Some readers will remember when most of the newspaper comic strips touted Cartoonists Day. As a cartoonist, I love the idea of having my own day where my fans shower me with gifts and adoration -- in fact, that was pretty much the idea behind Cartoonists Day. The date was chosen because the first recurring character in American newspaper comics, the Yellow Kid, first appeared in print on May 5, 1895. Cartoonists are suffering from a painful transition now as newspapers decline and their traditional markets for gag cartoons and advertising work suffer a prolonged slump. We can cheer Mom up on Mothers Day, make the secretary happy on Administrative Professionals Day and feed the government on Tax Day -- even trees and flags have their own days -- why not make long-suffering cartoonists happy with their own day?
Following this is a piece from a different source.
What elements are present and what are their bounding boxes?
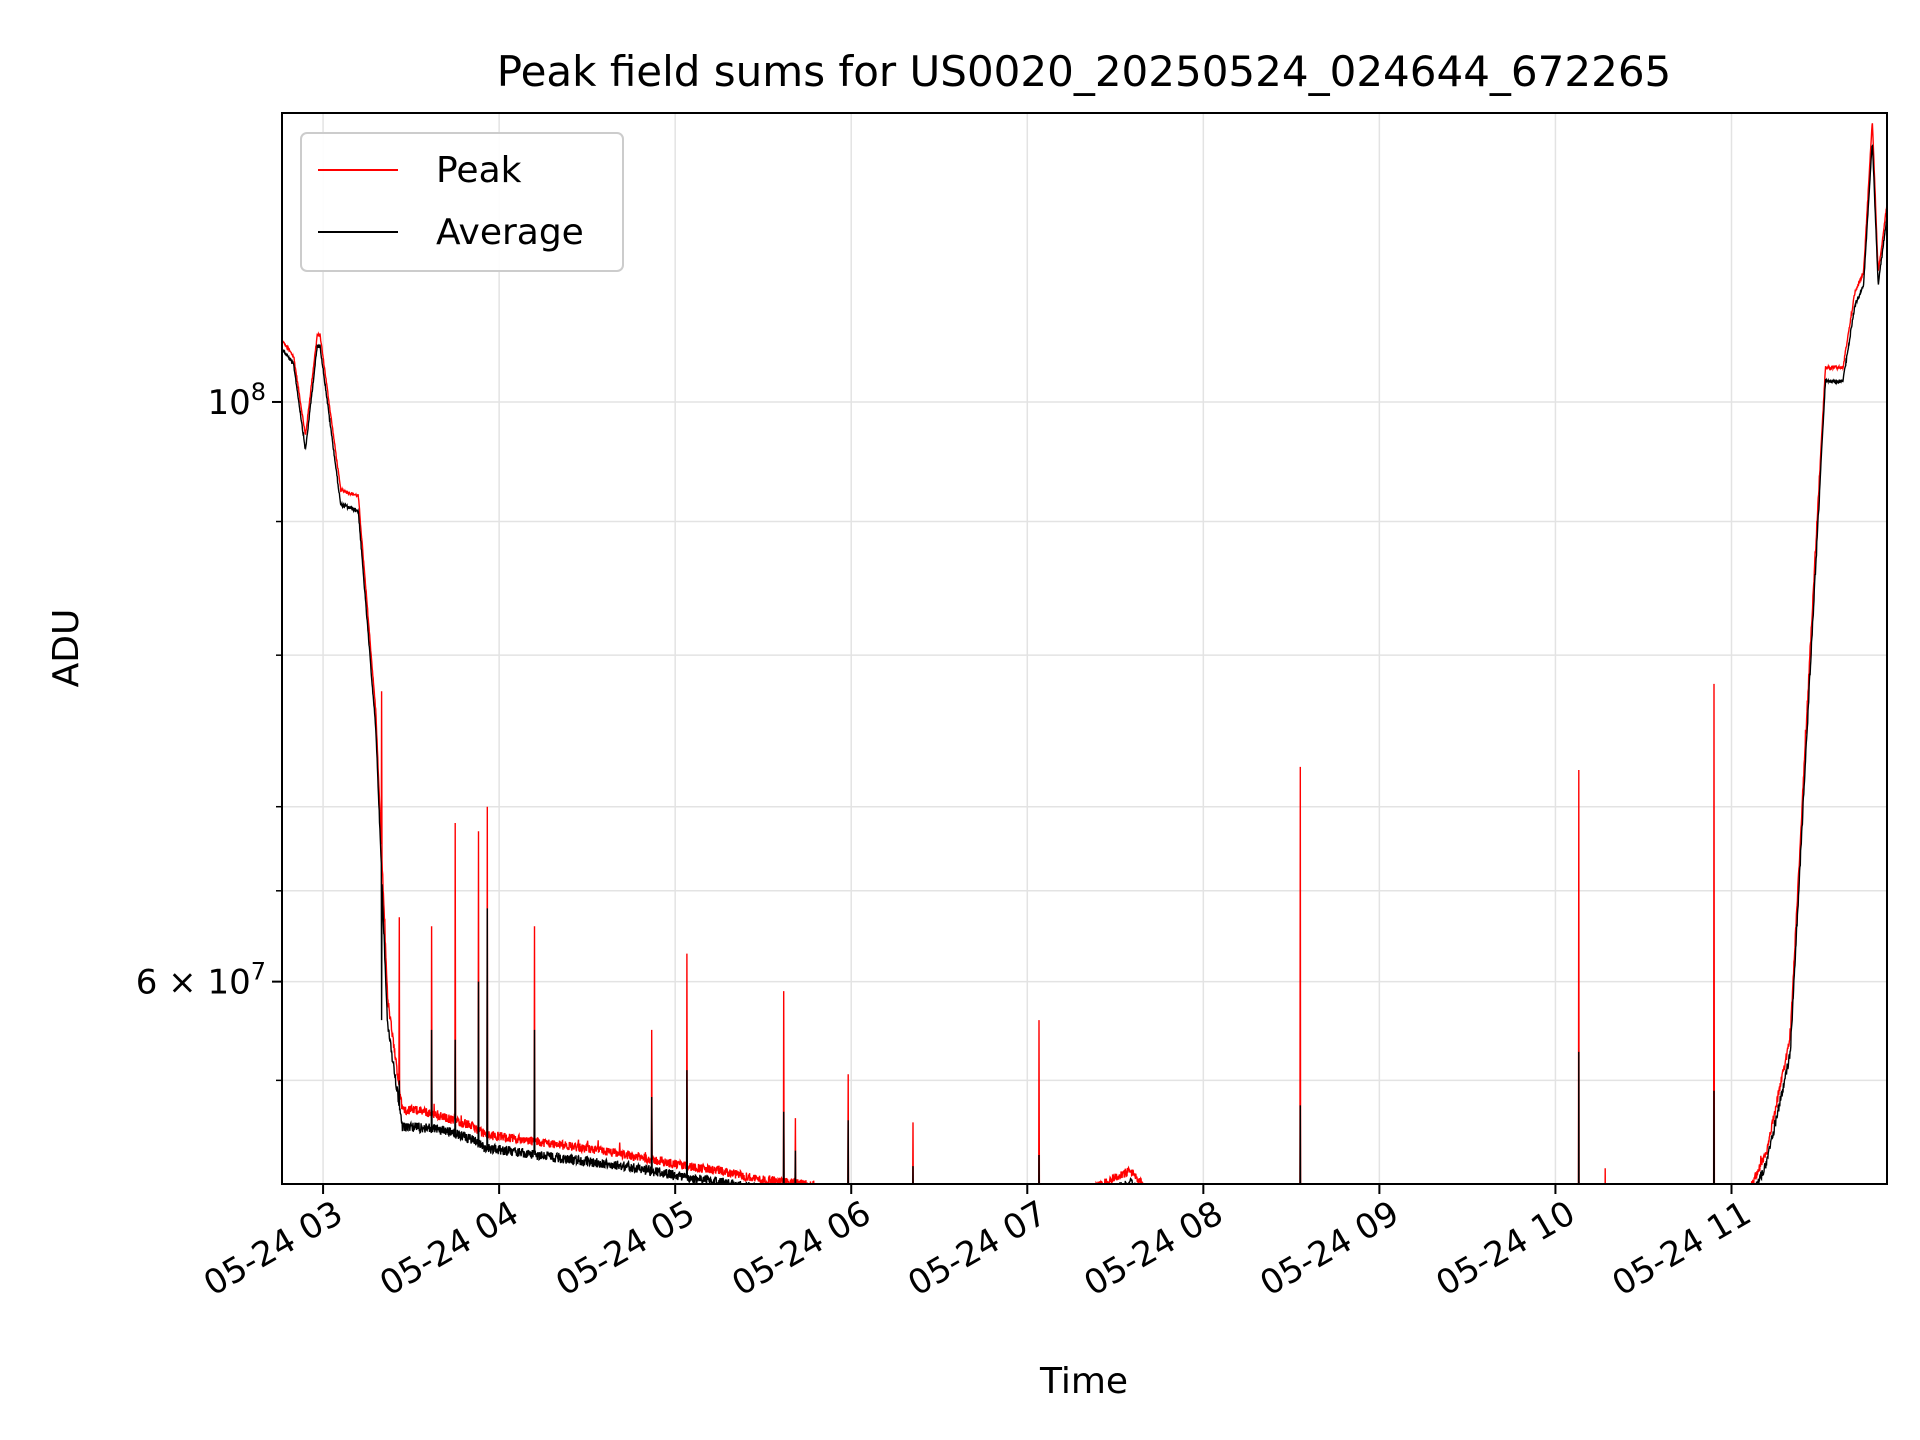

The first Saturday in May is also “Free Comic Book Day,” where comic book stores join in a promotion to give away comic books and which happens to fall on May 5 this year. This is also Cartoon Appreciation Week. The stars are aligned for cartoonists this Saturday.

Have a restful Sabbath.


Anonymous said...

With the price of projectors and home theater systems being so affordable I am awaiting the day when you download the movie the day it comes out. Iger had it right and its been tried a couple of times.

The theatre experience is too expensive and for a myriad of other reasons too risky from focus to people issues. the attendance will continue to decline regardless of the tricks they try.

Give me the same day download.

Anonymous said...

Five years ago, I was on a panel with the L.A. County Bar Association where a panel-member stood up and talked about music downloads.

He said that the old way of delivering music -- CDs sold in brick-and-mortar stores -- was over. That the music companies had to find themselves a new business model because suing kids for downloading music for free wasn't going to preserve the old "$16 per CD" way of doing business.

He was right. Trouble is, the music companies have tenaciously hung on to their old model, and every year CD sales decline.

The same thing will happen -- is happening -- in the movie biz. Movie theatre attendance has declined since the dawn of television. The big difference now is there are a lot more entertainment venues than just teleivision.

Movie companies, like record companies, will have to adopt to the new delivery systems or they won't survive. Simple as that.

Anonymous said...

"Movie theatre attendance has declined since the dawn of television. "

He writes this on the day that Spidey brings home 148 million for a non-holiday weekend.

The number of movie tickets sold has been increasing steadily over the past few decades. Not just the price of tickets or the total revenue. Butts in seats are increasing, not decreasing.

Codgers like us might love our home theater.

But the movie theater has got one thing that no home in America's got:

A place for teens to escape their parents.

As long as there are people old enough to want to escape their parents for an evening, and too young to get into a bar, movie theaters will exist.